Lets try just returning NULL
if we get NULL
from sp_track_album
:
diff --git a/src/track.c b/src/track.c
index f0d5956..3284029 100644
--- a/src/track.c
+++ b/src/track.c
@@ -68,6 +68,9 @@ static PyObject *Track_album(Track *self) {
sp_album *album;
album = sp_track_album(self->_track);
+ if (album == NULL) {
+ return NULL;
+ }
Album *a = (Album *)PyObject_CallObject((PyObject *)&AlbumType, NULL);
sp_album_add_ref(album);
a->_album = album;
If we rebuild pyspotify and try to reproducing the segfault, we now get a familiar Python traceback instead:
/usr/lib/python2.7/threading.py:828: RuntimeWarning: tp_compare didn't return -1 or -2 for exception
return _active[_get_ident()]
ERROR 2011-05-23 22:33:05,214 [10571:SpotifySMThread] mopidy.utils.process
error return without exception set
Traceback (most recent call last):
File "/home/jodal/dev/mopidy/mopidy/utils/process.py", line 21, in run
self.run_inside_try()
File "/home/jodal/dev/mopidy/mopidy/backends/spotify/session_manager.py", line 40, in run_inside_try
self.connect()
File "/usr/local/lib/python2.7/dist-packages/pyspotify-1.1-py2.7-linux-x86_64.egg/spotify/manager.py", line 48, in connect
self.loop(sess) # returns on disconnect
File "/usr/local/lib/python2.7/dist-packages/pyspotify-1.1-py2.7-linux-x86_64.egg/spotify/manager.py", line 58, in loop
self.timer = threading.Timer(timeout/1000.0, self.awoken.set)

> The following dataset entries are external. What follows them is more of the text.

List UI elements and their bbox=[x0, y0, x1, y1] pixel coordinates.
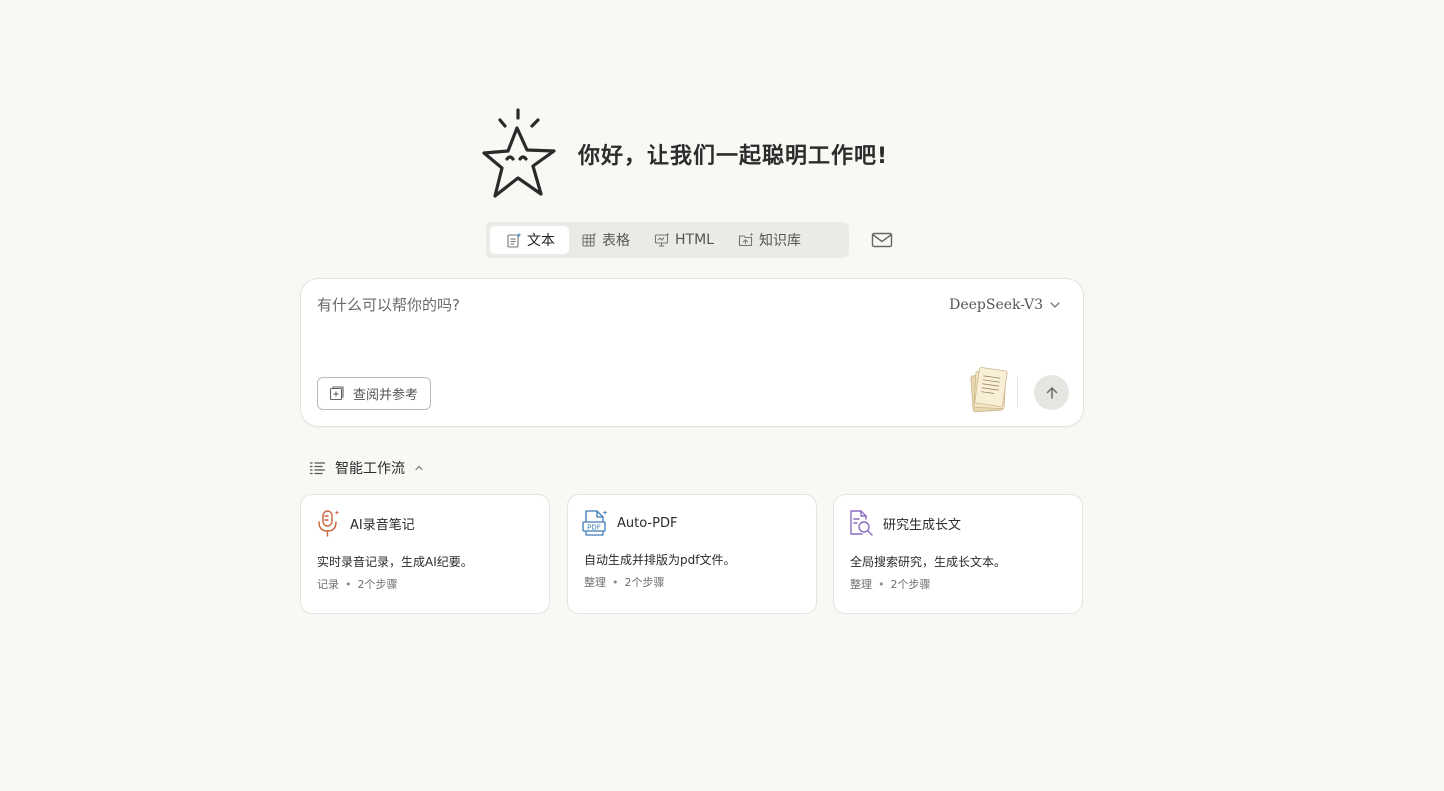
folder-icon bbox=[738, 232, 754, 247]
table-icon bbox=[582, 232, 597, 247]
tab-text-label: 文本 bbox=[527, 233, 555, 249]
add-reference-icon bbox=[329, 385, 344, 400]
card-tag: 整理 bbox=[850, 578, 872, 591]
svg-text:PDF: PDF bbox=[587, 524, 601, 532]
card-steps: 2个步骤 bbox=[890, 578, 931, 591]
document-stack-icon[interactable] bbox=[969, 367, 1011, 413]
card-description: 实时录音记录，生成AI纪要。 bbox=[317, 555, 473, 569]
tab-text[interactable]: 文本 bbox=[490, 226, 569, 254]
card-description: 全局搜索研究，生成长文本。 bbox=[850, 555, 1007, 569]
card-description: 自动生成并排版为pdf文件。 bbox=[584, 553, 736, 567]
card-header: PDF Auto-PDF bbox=[582, 509, 677, 537]
card-meta: 记录 • 2个步骤 bbox=[317, 576, 398, 592]
workflow-card-research-longform[interactable]: 研究生成长文 全局搜索研究，生成长文本。 整理 • 2个步骤 bbox=[833, 494, 1083, 614]
chevron-down-icon bbox=[1050, 302, 1060, 308]
reference-button[interactable]: 查阅并参考 bbox=[317, 377, 432, 410]
tab-table[interactable]: 表格 bbox=[569, 226, 642, 254]
card-tag: 记录 bbox=[317, 578, 339, 591]
tab-knowledge-base[interactable]: 知识库 bbox=[726, 226, 813, 254]
card-header: 研究生成长文 bbox=[848, 509, 961, 537]
html-slide-icon bbox=[654, 232, 670, 247]
tab-html[interactable]: HTML bbox=[642, 226, 726, 254]
chat-input-box: DeepSeek-V3 查阅并参考 bbox=[300, 278, 1084, 427]
model-select-label: DeepSeek-V3 bbox=[949, 297, 1043, 313]
separator-dot: • bbox=[878, 577, 885, 591]
pdf-icon: PDF bbox=[582, 510, 608, 536]
model-select[interactable]: DeepSeek-V3 bbox=[949, 297, 1061, 313]
card-header: AI录音笔记 bbox=[315, 509, 415, 537]
separator-dot: • bbox=[612, 575, 619, 589]
workflow-card-ai-recording[interactable]: AI录音笔记 实时录音记录，生成AI纪要。 记录 • 2个步骤 bbox=[300, 494, 550, 614]
card-title: Auto-PDF bbox=[617, 515, 678, 531]
card-steps: 2个步骤 bbox=[357, 578, 398, 591]
home-page: 你好，让我们一起聪明工作吧! 文本 表格 HTML 知识库 有什么可以帮你的吗?… bbox=[0, 0, 1444, 791]
list-icon bbox=[309, 461, 326, 474]
card-meta: 整理 • 2个步骤 bbox=[584, 574, 665, 590]
star-mascot-icon bbox=[482, 108, 556, 198]
separator-dot: • bbox=[345, 577, 352, 591]
mode-tabs: 文本 表格 HTML 知识库 bbox=[486, 222, 849, 258]
microphone-icon bbox=[318, 510, 340, 537]
arrow-up-icon bbox=[1046, 386, 1057, 399]
workflow-card-auto-pdf[interactable]: PDF Auto-PDF 自动生成并排版为pdf文件。 整理 • 2个步骤 bbox=[567, 494, 817, 614]
workflow-toggle[interactable]: 智能工作流 bbox=[309, 458, 424, 478]
reference-button-label: 查阅并参考 bbox=[353, 388, 419, 403]
prompt-input[interactable] bbox=[317, 293, 917, 317]
workflow-title: 智能工作流 bbox=[335, 461, 405, 477]
mail-icon[interactable] bbox=[870, 230, 894, 250]
card-meta: 整理 • 2个步骤 bbox=[850, 576, 931, 592]
chevron-up-icon bbox=[415, 465, 423, 471]
page-title: 你好，让我们一起聪明工作吧! bbox=[578, 144, 889, 169]
tab-table-label: 表格 bbox=[602, 233, 630, 249]
card-title: AI录音笔记 bbox=[350, 517, 415, 533]
divider bbox=[1017, 377, 1018, 407]
card-tag: 整理 bbox=[584, 576, 606, 589]
tab-knowledge-base-label: 知识库 bbox=[758, 233, 801, 249]
hero: 你好，让我们一起聪明工作吧! bbox=[480, 106, 888, 202]
search-doc-icon bbox=[850, 510, 873, 536]
send-button[interactable] bbox=[1034, 375, 1069, 410]
card-title: 研究生成长文 bbox=[883, 517, 962, 533]
card-steps: 2个步骤 bbox=[624, 576, 665, 589]
tab-html-label: HTML bbox=[675, 232, 714, 248]
text-doc-icon bbox=[507, 232, 522, 248]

File "/usr/lib/python2.7/threading.py", line 731, in Timer
return _Timer(*args, **kwargs)
File "/usr/lib/python2.7/threading.py", line 742, in __init__
Thread.__init__(self)
File "/usr/lib/python2.7/threading.py", line 446, in __init__
self.__daemonic = self._set_daemon()
File "/usr/lib/python2.7/threading.py", line 470, in _set_daemon
return current_thread().daemon
File "/usr/lib/python2.7/threading.py", line 828, in currentThread
return _active[_get_ident()]
File "/home/jodal/dev/mopidy/mopidy/backends/spotify/session_manager.py", line 73, in metadata_updated
self.refresh_stored_playlists()
File "/home/jodal/dev/mopidy/mopidy/backends/spotify/session_manager.py", line 131, in refresh_stored_playlists
SpotifyTranslator.to_mopidy_playlist(spotify_playlist))
File "/home/jodal/dev/mopidy/mopidy/backends/spotify/translator.py", line 62, in to_mopidy_playlist
if str(Link.from_track(t, 0))],
File "/home/jodal/dev/mopidy/mopidy/backends/spotify/translator.py", line 34, in to_mopidy_track
if dt.MINYEAR <= int(spotify_track.album().year()) <= dt.MAXYEAR:
SystemError: error return without exception set
Note that we get a SystemError
and not e.g. AttributeError: 'NoneType' object has no attribute 'year'
which we would expect if album()
returned None
. This is because we return NULL
from Track_album
, which Python considers an “error return”, without setting an exception code first. If we want to return None
on failure instead of throwing an exception, we can change track.c
as follows:
diff --git a/src/track.c b/src/track.c
index f0d5956..82897de 100644
--- a/src/track.c
+++ b/src/track.c
@@ -68,6 +68,8 @@ static PyObject *Track_album(Track *self) {
sp_album *album;
album = sp_track_album(self->_track);
+ if (!album)
+ Py_RETURN_NONE;
Album *a = (Album *)PyObject_CallObject((PyObject *)&AlbumType, NULL);
sp_album_add_ref(album);
a->_album = album;
Rebuilding pyspotify again, and reproducing the error, we now get the expected Python error which we can handle nicely:
File "/home/jodal/dev/mopidy/mopidy/backends/spotify/session_manager.py", line 73, in metadata_updated
self.refresh_stored_playlists()
File "/home/jodal/dev/mopidy/mopidy/backends/spotify/session_manager.py", line 131, in refresh_stored_playlists
SpotifyTranslator.to_mopidy_playlist(spotify_playlist))
File "/home/jodal/dev/mopidy/mopidy/backends/spotify/translator.py", line 62, in to_mopidy_playlist
if str(Link.from_track(t, 0))],
File "/home/jodal/dev/mopidy/mopidy/backends/spotify/translator.py", line 34, in to_mopidy_track
if dt.MINYEAR <= int(spotify_track.album().year()) <= dt.MAXYEAR:
AttributeError: 'NoneType' object has no attribute 'year'
By this point, I consider the bug squashed and ready to be reported.
The only part left is to decide how to best fix it. E.g. if album()
should return None
, throw an exception, or maybe return an empty album object. That’s another story.